Un capofamiglia instancabile sia tra le mura domestiche chepresso il perimetro della propria impresa, un uomo che ha “fregato” anche la vecchiaia in virtù della sua fame di vita e conoscenza, con lo sguardo sempre proiettato verso il futuro, votato alla ricerca e all’innovazione ma anche verso quel mare dal quale, in giovane età, è stato strappato. Il mare della sua Neresine, paesino che gli ha conferito i natali ed un imprinting mai dimenticato, e la nebbia della sua Milano, città che lo ha accolto ed adottato e che Fulvio Bracco ha contribuito a rendere operosa e fiera: ecco la sintesi della sua essenza. Fra i tantissimi stralci di vissuto che il volume contiene c’è una aneddoto semplice, qualcosa di piccolo a ben guardare rispetto alle imprese titaniche che il Cav. Lav. Bracco ha affrontato e vinto, ma in quel racconto risiede tutto ciò che serve per comprendere il suo approccio verso il mondo e i suoi valori: rispetto per il prossimo, fede profonda nella scienza e convinzione stoica che la conoscenza possa essere lo strumento per migliorare lo status della collettività, cura nell’investire il proprio tempo ed energie, amore per la cultura ed il progresso.

“Mi sono impegnato in una attività che mi ha dato grandi soddisfazioni: insegnante nelle scuole tecniche serali del Comune di Milano.
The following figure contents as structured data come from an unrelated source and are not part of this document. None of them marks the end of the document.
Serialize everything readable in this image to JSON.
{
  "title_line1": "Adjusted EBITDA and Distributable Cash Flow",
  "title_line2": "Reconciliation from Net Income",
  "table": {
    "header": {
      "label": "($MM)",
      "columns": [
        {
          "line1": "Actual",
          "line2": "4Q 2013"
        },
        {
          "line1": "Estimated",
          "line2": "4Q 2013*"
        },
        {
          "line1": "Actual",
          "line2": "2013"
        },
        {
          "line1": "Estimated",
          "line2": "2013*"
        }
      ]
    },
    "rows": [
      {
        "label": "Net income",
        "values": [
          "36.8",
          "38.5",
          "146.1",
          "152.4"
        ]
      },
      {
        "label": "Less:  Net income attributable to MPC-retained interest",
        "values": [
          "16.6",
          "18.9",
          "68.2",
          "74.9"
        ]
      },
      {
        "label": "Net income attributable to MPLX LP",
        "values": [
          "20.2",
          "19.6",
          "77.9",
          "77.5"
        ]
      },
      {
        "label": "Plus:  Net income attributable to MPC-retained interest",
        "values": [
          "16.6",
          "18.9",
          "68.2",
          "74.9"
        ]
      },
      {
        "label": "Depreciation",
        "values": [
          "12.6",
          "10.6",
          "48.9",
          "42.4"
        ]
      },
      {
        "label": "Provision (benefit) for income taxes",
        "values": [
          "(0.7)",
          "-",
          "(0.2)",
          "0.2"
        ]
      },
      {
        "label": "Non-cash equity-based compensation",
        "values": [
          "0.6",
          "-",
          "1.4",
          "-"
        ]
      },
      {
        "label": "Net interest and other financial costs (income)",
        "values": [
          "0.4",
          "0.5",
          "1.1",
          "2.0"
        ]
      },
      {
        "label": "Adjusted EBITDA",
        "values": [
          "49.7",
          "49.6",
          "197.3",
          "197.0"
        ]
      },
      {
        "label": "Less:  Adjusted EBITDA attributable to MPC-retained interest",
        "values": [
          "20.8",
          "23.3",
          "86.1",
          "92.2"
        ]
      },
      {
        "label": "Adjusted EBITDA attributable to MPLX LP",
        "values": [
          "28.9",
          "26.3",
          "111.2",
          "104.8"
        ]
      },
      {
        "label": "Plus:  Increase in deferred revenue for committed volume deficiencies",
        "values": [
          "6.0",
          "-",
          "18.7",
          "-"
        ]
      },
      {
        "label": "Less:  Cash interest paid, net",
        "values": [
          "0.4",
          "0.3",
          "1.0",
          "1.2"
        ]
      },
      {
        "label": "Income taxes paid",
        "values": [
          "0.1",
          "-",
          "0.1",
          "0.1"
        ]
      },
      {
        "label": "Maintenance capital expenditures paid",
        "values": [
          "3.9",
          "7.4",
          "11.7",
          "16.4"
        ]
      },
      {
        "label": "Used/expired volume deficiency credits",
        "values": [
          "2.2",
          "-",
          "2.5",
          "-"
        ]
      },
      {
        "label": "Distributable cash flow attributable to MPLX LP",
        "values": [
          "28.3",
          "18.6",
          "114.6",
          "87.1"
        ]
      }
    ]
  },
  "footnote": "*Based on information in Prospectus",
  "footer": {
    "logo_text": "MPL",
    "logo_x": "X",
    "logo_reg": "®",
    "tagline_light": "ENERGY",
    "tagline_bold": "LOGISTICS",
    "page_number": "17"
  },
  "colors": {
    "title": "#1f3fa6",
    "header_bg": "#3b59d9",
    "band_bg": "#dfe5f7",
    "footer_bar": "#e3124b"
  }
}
Tenevo lezioni di chimica analitica due o tre volte la settimana, iniziando alle ore 21. Gli studenti erano bravissimi. Erano giovani lavoratori – operai, impiegati – che si dedicavano allo studio con grande volontà e serietà. Avevo delegato il Comune a devolvere in beneficenza il mio stipendio: facevo l’insegnante soltanto per aiutare quei giovani. Avevo in azienda operai che frequentavano le scuole serali e sapevo facevano molti sacrifici”.

Impossibile, infine, non menzionare il contributo di Fulvio Bracco come Presidente del Gruppo Lombardo dei Cavalieri del Lavoro.

“Era il 1983. Sono stato eletto Presidente e sono rimasto lì 18 anni. Nel contempo ero anche Vicepresidente della Federazione Nazionale dei Cavalieri del Lavoro (…) Ho lavorato molto per il Gruppo e la Federazione. Ho cominciato pian piano a far crescere l’immagine e la presenza attiva nella realtà milanese e lombarda dei Cavalieri del Lavoro organizzando forum e convegni di approfondimento critico propositivo sulle problematiche socio economiche del paese. Una bella tradizione da me avviata sono stati i “martedì”: in quella giornata il Gruppo invitava una personalità o della politica o delle scienze o dell’economia. Giovanni Spadolini, Presidente del Senato, è venuto da noi tre volte. A quei nostri incontri la partecipazione dei Cavalieri del Lavoro è sempre stata altissima”.

Il Cavaliere Fulvio Bracco si è spento all’età di 98 anni, la figlia Diana Bracco, anch’essa Cav. Lav. della Lombardia ne ha raccolto l’importante eredità imprenditoriale mostrando di la medesima stoffa del fuori classe che ha contraddistinto il padre.